キリスト者の慰め

無宗教主義の著者が、人生の苦しみに直面し、キリストによって慰めをえる記録

ヨハネ文書における「信じる」

2010-10-10 17:57:34 | 聖書原典研究(ヨハネ文書)
以前の投稿記事で、パウロにとって、

イエス・キリストの十字架の前で自分自身を吟味する(δοκιμαζω:ドキマゾー)ことが、

如何に重要なことかを語った。

すなわち、キリストの恵みによって救われた者であるからこそ、

キリストに照らして自分自身の行いを吟味する必要があるのである。
(自分が恵みにあるからといって、全くの無反省に居直るのは、少なくともパウロの主張した福音ではない)

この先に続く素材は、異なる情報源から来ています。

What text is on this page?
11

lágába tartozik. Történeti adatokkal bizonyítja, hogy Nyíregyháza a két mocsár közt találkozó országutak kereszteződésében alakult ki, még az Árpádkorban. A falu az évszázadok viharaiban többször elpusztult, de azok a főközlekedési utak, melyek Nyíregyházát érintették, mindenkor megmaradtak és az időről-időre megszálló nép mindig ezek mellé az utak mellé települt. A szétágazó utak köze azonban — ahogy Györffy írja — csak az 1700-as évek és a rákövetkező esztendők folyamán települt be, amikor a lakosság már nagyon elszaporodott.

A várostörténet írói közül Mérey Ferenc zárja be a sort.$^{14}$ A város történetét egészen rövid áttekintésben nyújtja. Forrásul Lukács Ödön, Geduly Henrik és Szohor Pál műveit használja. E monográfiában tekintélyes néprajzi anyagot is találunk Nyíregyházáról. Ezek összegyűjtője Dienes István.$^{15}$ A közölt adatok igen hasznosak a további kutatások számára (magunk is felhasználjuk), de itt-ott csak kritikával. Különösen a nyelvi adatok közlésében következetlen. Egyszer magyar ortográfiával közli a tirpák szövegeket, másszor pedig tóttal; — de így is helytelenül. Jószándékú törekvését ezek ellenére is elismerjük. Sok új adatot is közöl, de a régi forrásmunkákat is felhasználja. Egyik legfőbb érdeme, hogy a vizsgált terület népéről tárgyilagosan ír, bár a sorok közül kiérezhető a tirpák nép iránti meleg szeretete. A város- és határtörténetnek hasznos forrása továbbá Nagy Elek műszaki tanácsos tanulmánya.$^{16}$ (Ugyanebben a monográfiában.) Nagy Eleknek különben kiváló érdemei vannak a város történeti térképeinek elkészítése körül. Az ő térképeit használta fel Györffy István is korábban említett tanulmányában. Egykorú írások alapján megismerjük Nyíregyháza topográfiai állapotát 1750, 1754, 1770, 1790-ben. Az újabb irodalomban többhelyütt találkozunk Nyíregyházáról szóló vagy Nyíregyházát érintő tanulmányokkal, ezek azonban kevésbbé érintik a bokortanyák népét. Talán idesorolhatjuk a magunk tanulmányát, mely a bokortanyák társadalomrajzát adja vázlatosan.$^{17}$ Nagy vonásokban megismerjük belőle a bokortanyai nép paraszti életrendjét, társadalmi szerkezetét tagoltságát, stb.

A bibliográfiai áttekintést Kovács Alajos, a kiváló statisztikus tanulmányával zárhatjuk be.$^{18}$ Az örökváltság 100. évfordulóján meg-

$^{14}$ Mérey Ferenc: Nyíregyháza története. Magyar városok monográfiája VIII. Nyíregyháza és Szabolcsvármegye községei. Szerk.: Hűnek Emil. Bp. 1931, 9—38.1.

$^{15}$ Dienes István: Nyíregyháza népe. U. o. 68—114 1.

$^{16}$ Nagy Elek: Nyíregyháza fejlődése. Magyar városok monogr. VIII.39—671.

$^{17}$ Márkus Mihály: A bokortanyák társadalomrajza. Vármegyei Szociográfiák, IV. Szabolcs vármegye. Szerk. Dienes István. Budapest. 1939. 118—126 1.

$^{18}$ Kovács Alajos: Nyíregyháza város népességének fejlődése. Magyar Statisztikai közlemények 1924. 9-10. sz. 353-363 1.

同様のことが、ヨハネ文書や共観福音書においてもいえる。


パウロ書簡における「吟味する(δοκιμαζω)」に該当する語は、

ヨハネ文書における「~を信じる(πιστευω εισ)」であろう。

ヨハネ文書における「信じる」とは、パウロにおける「吟味する」ことも含まれている。

それは、以下の聖句において、最もよく表現されている。


彼を受け入れた者、すなわち、彼御自身を信じる者はみな、
神の子(τεκνα)となる力(εξουσιαν)を与えた。(ヨハネ伝1-12/私訳)

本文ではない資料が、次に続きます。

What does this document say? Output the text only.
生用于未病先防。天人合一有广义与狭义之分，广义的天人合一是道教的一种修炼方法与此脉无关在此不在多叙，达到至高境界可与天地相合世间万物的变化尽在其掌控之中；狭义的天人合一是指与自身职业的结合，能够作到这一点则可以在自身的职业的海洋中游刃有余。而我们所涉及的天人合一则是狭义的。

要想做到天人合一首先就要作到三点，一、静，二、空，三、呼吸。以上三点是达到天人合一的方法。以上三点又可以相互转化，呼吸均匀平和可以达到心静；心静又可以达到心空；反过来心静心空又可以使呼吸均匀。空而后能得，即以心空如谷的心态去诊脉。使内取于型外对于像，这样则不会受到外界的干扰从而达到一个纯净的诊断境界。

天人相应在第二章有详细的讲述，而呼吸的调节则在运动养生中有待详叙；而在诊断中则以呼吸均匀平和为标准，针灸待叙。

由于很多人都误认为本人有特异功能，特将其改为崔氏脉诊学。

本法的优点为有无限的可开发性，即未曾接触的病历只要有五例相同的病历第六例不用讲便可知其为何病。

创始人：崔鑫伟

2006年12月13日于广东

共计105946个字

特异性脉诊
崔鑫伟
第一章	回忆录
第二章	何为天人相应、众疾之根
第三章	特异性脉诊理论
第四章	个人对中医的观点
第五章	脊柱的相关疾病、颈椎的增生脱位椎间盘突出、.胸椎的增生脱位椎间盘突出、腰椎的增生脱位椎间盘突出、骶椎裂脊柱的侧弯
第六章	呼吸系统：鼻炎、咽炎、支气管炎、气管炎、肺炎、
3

※ヨハネはパウロにひどく影響されている。しかしヨハネは、
パウロが普通「神の子」というときの子(υιοσ:ヒュイオス)を、
大人への成長が期待されている表現であるテクナ(τεκνα)に変えている。
すなわち、通常「権威(εξουσιαν:エクスーシア)」と訳されている語も、
成長が期待される「力」と訳すべきであると思う。


ヨハネ文書における「信じる」を読むとき、

パウロにおける「吟味する」意も含まれていることをよく理解せねばならない。

さらに、ヨハネ文書における命令法も、内なるキリストがキリスト者に述べる、

吟味する課程における聖霊の呼び声として解釈せねばならぬと思う。


もしわたしを愛するなら、わたしの戒めを実行するだろう。
(ヨハネ伝14-15/私訳)


ヨハネ文書において、なぜ、信仰と行為が同一のものとして考えられているか?

それは、パウロにおける「吟味する」意が

ヨハネにおける「信じる」に含まれているからである。